La CX-80 non solo è rapida nel raggiungerle e mantenerle, ma è anche silenziosa nonostante i cristalli laterali non siano stratificati. Il passo lungo poi dà una naturale mano per la stabilità sulle curve veloci. Sul misto la nota gradevole viene dalla compostezza, aiutata dal (KPC – Kinematic Posture Control) che regola l’equilibrio del corpo vettura sui due assali agendo sui freni, dalla buona tenuta di strada e dallo sterzo davvero preciso e comunicativo. In città poi la sensazione non è quella di dover governare un transatlantico. Aiuta la buona visibilità ed è sorprendente quanto sia ridotto il raggio di sterzata a vantaggio di manovre e inversioni di marcia. Nota infine estremamente positiva per i consumi: i 6 litri/100 km sono la norma, anche spingendoci oltre i 200 km/h in autostrada è difficile superare i 7 litri/100 km e, se si è un po’ più cauti, si arriva a risultati quasi miracolosi per un’auto di questa stazza e di questo peso. Fatto sta che, con 74 litri di serbatoio, la CX-80 può viaggiare senza rifornirsi per almeno mille km.

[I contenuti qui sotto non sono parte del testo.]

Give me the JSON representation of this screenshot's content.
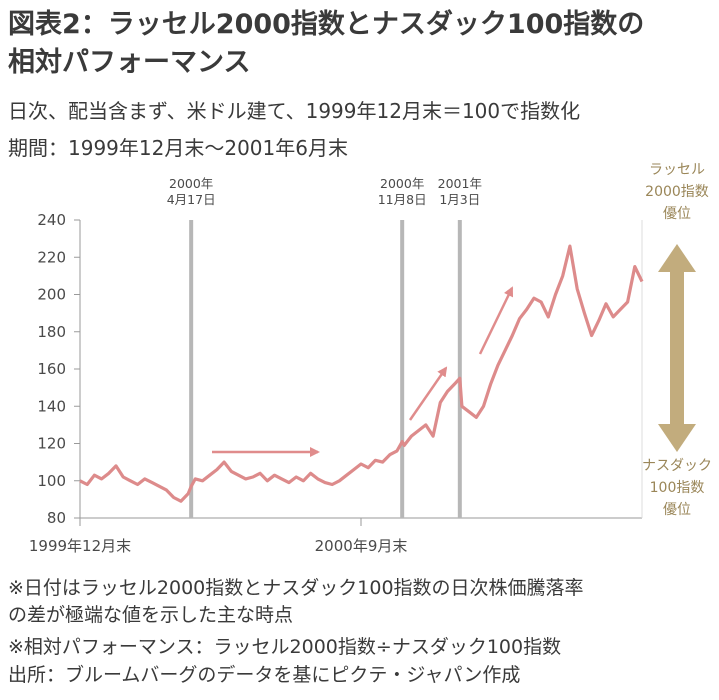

La nuova Mazda CX-80 è offerta in cinque allestimenti (Exclusive Line, Nomura, Nomura Plus, Takumi e Takumi Plus) con un prezzo che parte da 61.235 euro per la PHEV e di 62.870 euro per la diesel, dunque la differenza con le corrispondenti versioni della CX-60 è esattamente di 3.900 euro. Le ambizioni commerciali non possono che essere commisurate alle quote di mercato del marchio e alla tipologia di vettura mentre è più importante il ruolo che la nuova arrivata può svolgere per i margini, la presenza in segmenti prediletti dalla flotte e infine per l’immagine di un brand che vuol far valere il proprio patrimonio tecnologico e la propria originalità presso una clientela che finora l’ha snobbata.